His crisis of faith was not sudden. It began with him sneaking off to the library to read up about science when he was 16, and it wasn't until Yonatan was in his mid-twenties that he told his wife about his thinking. By then the couple had three children. "She already knew that I was critical and unconventional, but she didn't know to what extent." By that point, though, he had decided that he was no longer religious. "Let's continue with the status quo," was his wife's response. Outside the home, she said he could live his life as he saw fit, but she asked him not to tell her about the things he had been reading. Then, independently, she began her own process of self-exploration, until she eventually came to the same conclusion. "It was a slow process of disconnection," Yonatan reflects. Today, so as not to confuse the children who attend a National Religious school, they continue to keep Shabbat and maintain a kosher home, but they no longer live in an ultra-Orthodox area.
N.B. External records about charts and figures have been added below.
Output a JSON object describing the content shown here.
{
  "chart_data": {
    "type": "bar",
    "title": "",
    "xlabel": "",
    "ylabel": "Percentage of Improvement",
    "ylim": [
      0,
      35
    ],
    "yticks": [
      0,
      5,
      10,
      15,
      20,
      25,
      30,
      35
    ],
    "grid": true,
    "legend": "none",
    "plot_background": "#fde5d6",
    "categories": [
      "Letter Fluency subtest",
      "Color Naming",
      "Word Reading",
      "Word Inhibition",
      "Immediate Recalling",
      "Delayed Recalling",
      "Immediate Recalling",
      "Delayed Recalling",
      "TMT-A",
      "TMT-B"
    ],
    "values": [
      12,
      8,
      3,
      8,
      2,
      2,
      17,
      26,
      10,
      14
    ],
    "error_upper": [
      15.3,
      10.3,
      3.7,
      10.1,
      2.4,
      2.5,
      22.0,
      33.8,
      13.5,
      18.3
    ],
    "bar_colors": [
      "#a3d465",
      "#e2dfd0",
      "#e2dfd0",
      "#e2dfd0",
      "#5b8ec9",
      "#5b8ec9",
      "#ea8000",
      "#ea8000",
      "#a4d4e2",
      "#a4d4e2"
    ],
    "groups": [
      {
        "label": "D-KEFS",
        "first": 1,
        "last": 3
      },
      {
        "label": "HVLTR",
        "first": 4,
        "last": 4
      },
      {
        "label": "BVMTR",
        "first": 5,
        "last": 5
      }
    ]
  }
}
As a result of his experiences, Yonatan became one of the founding members of NIF grantee Yotzim L'Shinuim (Going Through a Change), which supports families going through the process of leaving the ultra-Orthodox world. Yotzim L'Shinuim is not an outreach organization trying to convince people to leave the Haredi world, but rather, it works with people who have already made that decision. The group provides people with educational and emotional support, as well as help in finding work.
Soon after their inception, the group found out about NIF/SHATIL, who introduced them to another group of ex-ultra-Orthodox working to change government policy regarding those who leave the Haredi community. The two groups teamed up. At present, there are special educational and employment benefits for haredim that are denied to those leaving the community, even though without communal support they need transitional assistance even more. "We want to ensure that those leaving the community receive the same rights that other Haredim receive," Yonatan says.
Yotzim L'Shinum meets every two weeks for cultural events, lectures, and film screenings such as the recent Ponevezh Time. These events are vital in helping the members integrate into wider society. One member commented, "I didn't know about The Beatles until I was 25!" They also run guidance session for parents. "We don't want to disconnect from our families, but the relationships are very complicated. Maybe they understand, but they can't accept it.," noted another member. Future plans include the creation of an institute that will help ex-Haredim complete their studies, thus helping them properly integrate into society. "I missed the train," Yonatan reflects. He is studying in his spare time, but he also needs to work so as to provide for his children, which means he might have to drop out. "I want to help others so their path will be easier." The more Yotzim L'Shinuim develops, the more likely that will be.